Scale-up of MSC under hypoxic conditions for allogeneic transplantation and enhancing bony regeneration in a rabbit calvarial defect model.

To realize the therapeutic potential of mesenchymal stem cells (MSCs), we aimed to develop a method for isolating and expanding New Zealand rabbit MSCs in a great scale. Rabbit MSCs expanded under hypoxic and normoxic conditions were compared in terms of replication capacity, differentiation potential, and the capacity for allogeneic transplantation in a calvarial defect model.
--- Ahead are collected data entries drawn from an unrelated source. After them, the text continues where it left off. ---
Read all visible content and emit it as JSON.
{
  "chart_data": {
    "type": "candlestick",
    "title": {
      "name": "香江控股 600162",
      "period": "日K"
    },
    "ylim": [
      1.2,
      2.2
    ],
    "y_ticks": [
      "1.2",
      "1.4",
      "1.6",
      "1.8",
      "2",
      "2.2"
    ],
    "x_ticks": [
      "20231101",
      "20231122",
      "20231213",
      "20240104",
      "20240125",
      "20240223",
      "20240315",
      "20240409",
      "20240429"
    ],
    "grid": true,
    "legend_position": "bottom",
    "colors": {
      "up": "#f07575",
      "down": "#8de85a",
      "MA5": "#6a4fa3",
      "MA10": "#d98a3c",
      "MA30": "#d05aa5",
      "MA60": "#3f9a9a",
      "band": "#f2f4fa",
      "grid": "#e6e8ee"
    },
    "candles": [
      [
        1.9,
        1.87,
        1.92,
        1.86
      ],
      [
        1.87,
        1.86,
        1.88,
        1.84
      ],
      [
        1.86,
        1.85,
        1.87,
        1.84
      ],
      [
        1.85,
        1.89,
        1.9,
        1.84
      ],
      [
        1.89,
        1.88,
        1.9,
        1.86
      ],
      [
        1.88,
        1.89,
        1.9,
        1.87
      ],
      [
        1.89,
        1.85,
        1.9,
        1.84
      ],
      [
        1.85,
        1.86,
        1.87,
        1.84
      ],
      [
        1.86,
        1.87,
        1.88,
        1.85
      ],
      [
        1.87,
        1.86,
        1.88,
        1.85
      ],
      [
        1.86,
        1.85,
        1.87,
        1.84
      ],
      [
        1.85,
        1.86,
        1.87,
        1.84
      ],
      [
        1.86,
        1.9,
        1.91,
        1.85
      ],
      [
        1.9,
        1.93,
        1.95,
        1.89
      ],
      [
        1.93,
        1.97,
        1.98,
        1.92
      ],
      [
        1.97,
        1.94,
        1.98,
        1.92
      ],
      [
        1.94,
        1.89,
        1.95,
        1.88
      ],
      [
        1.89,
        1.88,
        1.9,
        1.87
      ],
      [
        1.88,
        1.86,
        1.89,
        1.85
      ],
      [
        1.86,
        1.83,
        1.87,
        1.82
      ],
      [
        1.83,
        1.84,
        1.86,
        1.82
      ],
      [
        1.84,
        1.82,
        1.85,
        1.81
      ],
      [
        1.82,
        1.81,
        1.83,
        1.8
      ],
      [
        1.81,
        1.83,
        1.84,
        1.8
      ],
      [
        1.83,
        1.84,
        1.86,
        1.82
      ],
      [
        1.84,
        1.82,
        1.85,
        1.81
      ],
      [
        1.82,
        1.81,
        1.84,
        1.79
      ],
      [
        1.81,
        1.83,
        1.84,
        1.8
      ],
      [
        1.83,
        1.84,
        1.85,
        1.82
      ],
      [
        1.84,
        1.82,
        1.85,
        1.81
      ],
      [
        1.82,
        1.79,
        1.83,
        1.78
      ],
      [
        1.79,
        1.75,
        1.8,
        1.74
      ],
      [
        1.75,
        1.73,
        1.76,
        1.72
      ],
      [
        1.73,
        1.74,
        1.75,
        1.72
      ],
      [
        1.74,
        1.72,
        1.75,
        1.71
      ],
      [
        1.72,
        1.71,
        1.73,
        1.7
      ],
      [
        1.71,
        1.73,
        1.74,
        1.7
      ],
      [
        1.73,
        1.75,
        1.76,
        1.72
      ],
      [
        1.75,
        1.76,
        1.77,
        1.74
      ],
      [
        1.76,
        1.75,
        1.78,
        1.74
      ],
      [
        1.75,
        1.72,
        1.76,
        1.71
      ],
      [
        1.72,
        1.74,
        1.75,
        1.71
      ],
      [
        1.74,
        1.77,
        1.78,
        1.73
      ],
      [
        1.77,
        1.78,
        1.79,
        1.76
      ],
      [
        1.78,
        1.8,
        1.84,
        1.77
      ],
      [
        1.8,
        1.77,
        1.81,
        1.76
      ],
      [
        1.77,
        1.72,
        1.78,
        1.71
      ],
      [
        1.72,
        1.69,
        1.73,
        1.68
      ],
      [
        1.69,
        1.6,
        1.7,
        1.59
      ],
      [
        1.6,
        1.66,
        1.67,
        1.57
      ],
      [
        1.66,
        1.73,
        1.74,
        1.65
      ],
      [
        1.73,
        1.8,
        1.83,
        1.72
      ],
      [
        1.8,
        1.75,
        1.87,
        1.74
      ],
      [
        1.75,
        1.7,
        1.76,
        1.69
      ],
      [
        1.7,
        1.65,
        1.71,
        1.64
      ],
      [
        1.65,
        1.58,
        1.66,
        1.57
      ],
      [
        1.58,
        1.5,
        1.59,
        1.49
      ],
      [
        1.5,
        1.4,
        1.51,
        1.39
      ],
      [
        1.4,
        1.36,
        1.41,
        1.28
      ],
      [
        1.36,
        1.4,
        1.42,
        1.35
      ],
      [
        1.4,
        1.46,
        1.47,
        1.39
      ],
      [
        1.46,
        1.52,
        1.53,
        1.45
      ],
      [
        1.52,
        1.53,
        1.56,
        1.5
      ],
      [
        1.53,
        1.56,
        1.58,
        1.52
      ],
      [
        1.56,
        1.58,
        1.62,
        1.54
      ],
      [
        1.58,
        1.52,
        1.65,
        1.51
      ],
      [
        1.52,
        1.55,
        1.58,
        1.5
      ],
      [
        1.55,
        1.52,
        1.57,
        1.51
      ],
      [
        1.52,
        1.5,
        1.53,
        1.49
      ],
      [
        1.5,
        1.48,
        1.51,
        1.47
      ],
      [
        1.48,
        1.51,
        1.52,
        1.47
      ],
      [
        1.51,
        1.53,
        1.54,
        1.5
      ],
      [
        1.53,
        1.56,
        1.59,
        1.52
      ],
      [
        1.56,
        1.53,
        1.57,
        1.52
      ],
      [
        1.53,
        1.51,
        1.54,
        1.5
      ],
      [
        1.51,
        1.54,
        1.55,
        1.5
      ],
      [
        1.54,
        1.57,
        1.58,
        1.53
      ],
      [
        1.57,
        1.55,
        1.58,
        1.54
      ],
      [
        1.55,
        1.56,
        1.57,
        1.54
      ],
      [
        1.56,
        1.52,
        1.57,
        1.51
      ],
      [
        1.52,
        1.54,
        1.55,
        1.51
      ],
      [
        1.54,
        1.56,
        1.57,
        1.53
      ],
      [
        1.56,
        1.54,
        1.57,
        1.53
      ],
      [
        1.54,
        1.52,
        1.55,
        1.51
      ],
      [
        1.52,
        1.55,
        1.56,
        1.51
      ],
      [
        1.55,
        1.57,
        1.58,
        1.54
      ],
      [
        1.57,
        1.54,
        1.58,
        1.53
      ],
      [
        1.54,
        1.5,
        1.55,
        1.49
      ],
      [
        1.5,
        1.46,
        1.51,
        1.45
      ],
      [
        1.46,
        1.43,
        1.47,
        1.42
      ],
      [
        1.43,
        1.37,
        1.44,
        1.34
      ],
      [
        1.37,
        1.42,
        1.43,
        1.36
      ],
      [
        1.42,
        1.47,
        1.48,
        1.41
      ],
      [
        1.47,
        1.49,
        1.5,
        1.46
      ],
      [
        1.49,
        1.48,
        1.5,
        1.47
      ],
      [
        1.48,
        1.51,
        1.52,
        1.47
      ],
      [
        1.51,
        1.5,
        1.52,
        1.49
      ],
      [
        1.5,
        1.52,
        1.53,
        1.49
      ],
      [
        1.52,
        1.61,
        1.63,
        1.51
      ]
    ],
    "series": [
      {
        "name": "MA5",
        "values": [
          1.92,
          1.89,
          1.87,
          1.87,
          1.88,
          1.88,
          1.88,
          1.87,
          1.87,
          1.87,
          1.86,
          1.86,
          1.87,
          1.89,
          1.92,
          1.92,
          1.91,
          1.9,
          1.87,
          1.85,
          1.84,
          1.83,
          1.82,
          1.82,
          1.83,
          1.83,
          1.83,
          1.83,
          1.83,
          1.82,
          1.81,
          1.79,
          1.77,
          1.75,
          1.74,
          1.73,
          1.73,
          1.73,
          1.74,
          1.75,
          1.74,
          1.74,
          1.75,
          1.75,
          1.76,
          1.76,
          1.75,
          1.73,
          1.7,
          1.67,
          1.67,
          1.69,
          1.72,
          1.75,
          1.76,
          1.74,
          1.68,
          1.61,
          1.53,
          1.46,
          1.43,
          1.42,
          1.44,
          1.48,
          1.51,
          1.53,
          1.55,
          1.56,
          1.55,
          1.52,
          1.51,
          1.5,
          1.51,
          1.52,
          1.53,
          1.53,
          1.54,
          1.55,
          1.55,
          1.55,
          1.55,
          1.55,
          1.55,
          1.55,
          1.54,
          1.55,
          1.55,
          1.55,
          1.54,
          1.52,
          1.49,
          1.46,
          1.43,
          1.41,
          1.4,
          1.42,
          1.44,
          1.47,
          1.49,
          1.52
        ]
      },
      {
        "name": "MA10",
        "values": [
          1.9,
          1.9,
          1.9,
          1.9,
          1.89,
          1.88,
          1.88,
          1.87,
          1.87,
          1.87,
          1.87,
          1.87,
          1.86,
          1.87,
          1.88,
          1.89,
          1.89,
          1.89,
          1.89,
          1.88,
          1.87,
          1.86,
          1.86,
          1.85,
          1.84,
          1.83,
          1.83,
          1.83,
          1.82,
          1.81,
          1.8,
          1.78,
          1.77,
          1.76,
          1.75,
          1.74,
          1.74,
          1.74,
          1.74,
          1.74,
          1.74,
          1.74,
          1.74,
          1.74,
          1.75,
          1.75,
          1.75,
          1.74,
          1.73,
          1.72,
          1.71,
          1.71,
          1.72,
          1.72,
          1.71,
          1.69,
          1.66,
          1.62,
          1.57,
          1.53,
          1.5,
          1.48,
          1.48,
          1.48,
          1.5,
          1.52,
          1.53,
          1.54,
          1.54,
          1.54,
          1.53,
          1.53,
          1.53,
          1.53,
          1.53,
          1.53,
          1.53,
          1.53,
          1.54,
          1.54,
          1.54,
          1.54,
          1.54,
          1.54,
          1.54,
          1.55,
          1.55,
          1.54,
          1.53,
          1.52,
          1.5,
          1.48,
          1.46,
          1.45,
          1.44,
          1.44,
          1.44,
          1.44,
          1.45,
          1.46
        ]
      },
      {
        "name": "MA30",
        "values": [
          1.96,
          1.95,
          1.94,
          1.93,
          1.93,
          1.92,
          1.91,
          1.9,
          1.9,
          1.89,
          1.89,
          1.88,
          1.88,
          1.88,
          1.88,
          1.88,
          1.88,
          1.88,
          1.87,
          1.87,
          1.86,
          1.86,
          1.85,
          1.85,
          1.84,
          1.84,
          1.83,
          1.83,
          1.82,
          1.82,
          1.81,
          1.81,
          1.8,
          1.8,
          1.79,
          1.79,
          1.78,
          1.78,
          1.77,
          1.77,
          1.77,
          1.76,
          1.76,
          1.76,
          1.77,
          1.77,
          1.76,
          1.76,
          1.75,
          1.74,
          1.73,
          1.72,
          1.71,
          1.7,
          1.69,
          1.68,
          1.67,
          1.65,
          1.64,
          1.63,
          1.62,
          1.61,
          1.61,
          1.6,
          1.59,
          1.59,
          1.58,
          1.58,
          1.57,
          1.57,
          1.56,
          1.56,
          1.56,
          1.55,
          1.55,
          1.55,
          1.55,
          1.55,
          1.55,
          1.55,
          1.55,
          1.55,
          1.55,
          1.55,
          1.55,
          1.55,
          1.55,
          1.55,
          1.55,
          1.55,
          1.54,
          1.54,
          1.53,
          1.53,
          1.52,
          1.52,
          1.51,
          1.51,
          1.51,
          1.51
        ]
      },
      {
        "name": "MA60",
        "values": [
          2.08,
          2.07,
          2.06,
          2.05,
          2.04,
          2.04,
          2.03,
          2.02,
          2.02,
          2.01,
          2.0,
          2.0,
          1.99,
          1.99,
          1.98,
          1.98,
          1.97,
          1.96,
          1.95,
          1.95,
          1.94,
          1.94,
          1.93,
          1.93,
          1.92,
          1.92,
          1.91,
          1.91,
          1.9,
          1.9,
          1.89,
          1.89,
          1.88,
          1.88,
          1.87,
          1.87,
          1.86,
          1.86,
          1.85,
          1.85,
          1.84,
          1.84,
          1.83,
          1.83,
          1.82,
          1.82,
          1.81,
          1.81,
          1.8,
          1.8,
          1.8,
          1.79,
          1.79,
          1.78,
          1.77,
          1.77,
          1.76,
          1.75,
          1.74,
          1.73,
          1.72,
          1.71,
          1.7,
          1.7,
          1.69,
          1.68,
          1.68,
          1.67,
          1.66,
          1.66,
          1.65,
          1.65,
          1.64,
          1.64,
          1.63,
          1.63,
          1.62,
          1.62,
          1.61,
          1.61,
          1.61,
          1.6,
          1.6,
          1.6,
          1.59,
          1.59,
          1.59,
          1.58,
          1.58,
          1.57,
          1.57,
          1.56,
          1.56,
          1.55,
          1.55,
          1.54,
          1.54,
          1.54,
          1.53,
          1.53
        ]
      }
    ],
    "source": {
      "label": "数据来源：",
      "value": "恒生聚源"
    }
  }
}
The cells from all tested rabbits were expanded more rapidly when plated at low-density under hypoxic conditions compared to under normoxic conditions. Moreover, cells expanded under hypoxic conditions increased in the potential of osteoblastic, adipocytic, and chondrocytic differentiation. More importantly, radiographic analysis and micro-CT measurement of bone volume revealed the hypoxic cells when transplanted in the calvarial defects of another rabbit increased in the ability to repair bone defect compared to the normoxic cells. Six weeks after allogeneic transplantation of hypoxic MSCs, histological analysis revealed a callus spanned the length of the defect, and several bone tissues spotted in the implant. At 12 weeks, new bone had formed throughout the implant. Using BrdU labeling to track the transplanted cells, the hypoxic cells were more detected in the newly formed bone compared to the normoxic cells. For defects treated with allogeneic MSCs, no adverse host response could be detected at any time-point. In conclusion, we have developed a robust method for isolation and expansion of rabbit MSCs by combining low-density with hypoxic culture, which can be applied for the design of clinical trials in allogeneic transplantation of MSCs for bone healing.